İlk Derece Mahkemesinin 29.01.2016 tarihli 2015/683 Esas, 2016/83 Karar sayılı kararıyla; davacıların aktif dava ehliyetlerinin bulunmadığı gerekçesiyle davanın 6100 sayılı HMK’nın 114/1-d ve 115/2. maddeleri uyarınca usulden reddine karar verilmiştir.

IV. BOZMA VE BOZMADAN SONRAKİ YARGILAMA SÜRECİ

A. Bozma Kararı

1.Mahkemenin yukarıda belirtilen kararına karşı süresi içinde davacılar vekili temyiz isteminde bulunmuştur.

2. Dairenin 17.04.2019 tarihli ve 2016/7007 Esas, 2019/2725 Karar sayılı kararıyla; davacıların babası ... ile davalı vasi ... arasında çıkar çatışması olduğu anlaşılmakla Sulh Hukuk Mahkemesine ihbarda bulunulması, yeni vasi atandıktan sonra husumete izin kararı alınıp vasi huzurunda davanın görülmesi gerektiğine işaret edilerek Mahkeme kararının bozulmasına karar verilmiştir.

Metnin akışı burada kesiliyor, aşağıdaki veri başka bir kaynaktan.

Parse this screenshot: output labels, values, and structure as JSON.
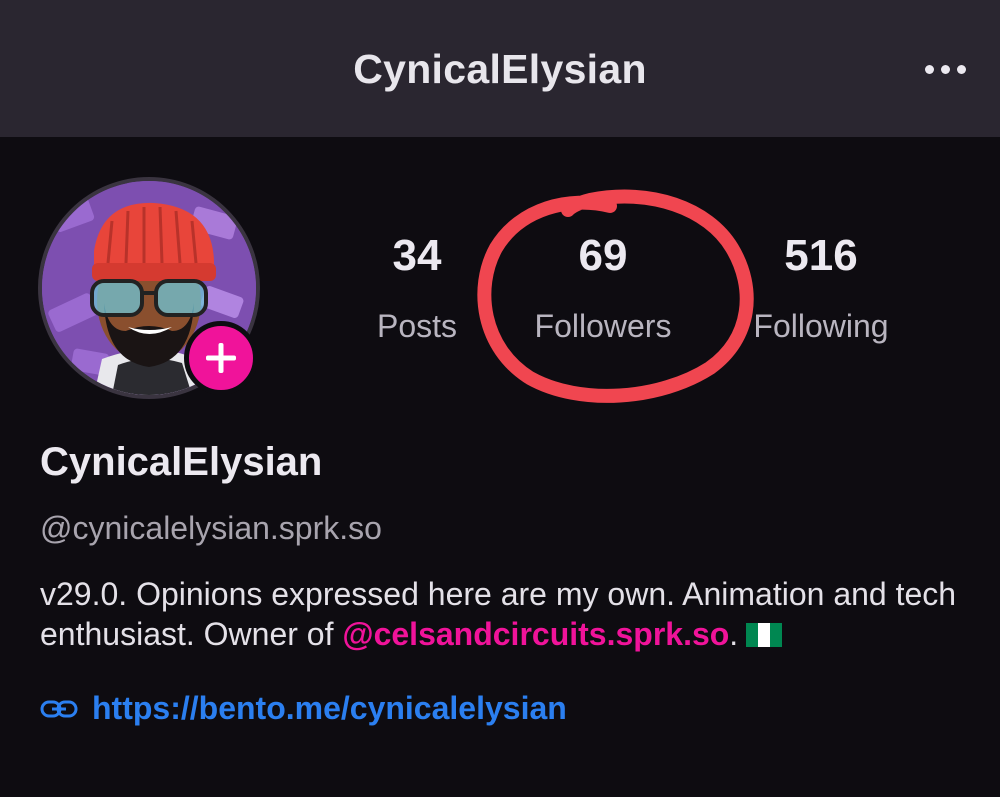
{
  "header": {
    "title": "CynicalElysian",
    "menu_icon": "more-horizontal-icon"
  },
  "profile": {
    "avatar_icon": "avatar-illustration",
    "add_icon": "plus-icon",
    "display_name": "CynicalElysian",
    "handle": "@cynicalelysian.sprk.so",
    "bio_text": "v29.0. Opinions expressed here are my own. Animation and tech enthusiast. Owner of ",
    "bio_mention": "@celsandcircuits.sprk.so",
    "bio_suffix": ".",
    "flag_icon": "nigeria-flag-icon",
    "link_icon": "link-icon",
    "link": "https://bento.me/cynicalelysian"
  },
  "stats": {
    "posts": {
      "value": "34",
      "label": "Posts"
    },
    "followers": {
      "value": "69",
      "label": "Followers"
    },
    "following": {
      "value": "516",
      "label": "Following"
    }
  },
  "colors": {
    "accent": "#f0139a",
    "link": "#2b7ff0",
    "annotation": "#f04650",
    "background": "#0e0c11",
    "header": "#2a2630"
  }
}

B. Mahkemesince Bozmaya Uyularak Verilen Karar

Mahkemenin, yukarıda tarih ve sayısı belirtilen kararıyla; davacıların ...'ın çocukları oldukları, davalının ise ...'ın ikinci eşi olduğu, ...'ın dava konusu taşınmazı tapuda bağış yoluyla davalıya devrettiği, davacılar tarafından işlem yapıldığı sırada babalarının ehliyetsiz olduğunun iddia edildiği, Yargıtay bozma ilamı doğrultusunda ...'a davalı dışında başka bir vasi atanması için Sulh Hukuk Mahkemesine ihbarda bulunulduğu, vasi olarak ...ün atandığı ve husumete izin kararının dosyaya sunulduğu, ...'ın 15.06.2022 tarihinde vefat ettiği, davacılar ile davalı dışında ...'ın başka mirasçısının olmadığı, Adli Tıp Kurumu 4. İhtisas Kurulunun 21.08.2023 tarihli raporuna göre, ".. ...’ın 23.05.2013 tarihinde hukuki ehliyetinin bulunup bulunmadığının bilinemeyeceği.." şeklinde görüş bildirdiği, ehliyetsizlik iddiasının ispatlanamadığı gerekçesiyle davanın reddine karar verilmiştir.

V. TEMYİZ

A. Temyiz Sebepleri

Davacılar vekili temyiz dilekçesinde özetle; Yerel Mahkeme tarafından Yargıtay bozma ilamına uyulduğu halde Yargıtay bozmasında belirtilen hususlar gereğince yerine getirilmeden davanın reddine karar verildiğini, ATK 4. İhtisas Kurulunun raporun sonuç kısmının özelliğine göre Adli Tıp Kurumu Üst Kurulundan rapor aldırılması talebinin reddedilmiş olmasının hukuka aykırı olduğunu, murisin tapudaki işlem tarihinde 83 yaşında olduğu göz önüne alınarak sağlık kurulundan sağlık raporu aldırılmadan, murisin fiil ehliyetine sahip olduğu saptanmadan tapuda işlem yapılmış olması, tapudaki işlem tarihinden 3 ay sonra kullandığı ilaçların demans ve alzheimer hastalığına özgü ilaçlar olması ve fiil ehliyetine sahip olmadığı için kısıtlanması gibi deliller bir bütün olarak incelendiğinde tarafların murisi ...’ın tapudaki işlem tarihinde fiil ehliyetine sahip olmadığının kabul edilerek davanın kabulüne karar verilmesi gerekirken davanın reddine karar verilmesinin usul ve yasaya aykırı olduğunu belirterek Mahkeme kararının bozulmasını talep etmiştir.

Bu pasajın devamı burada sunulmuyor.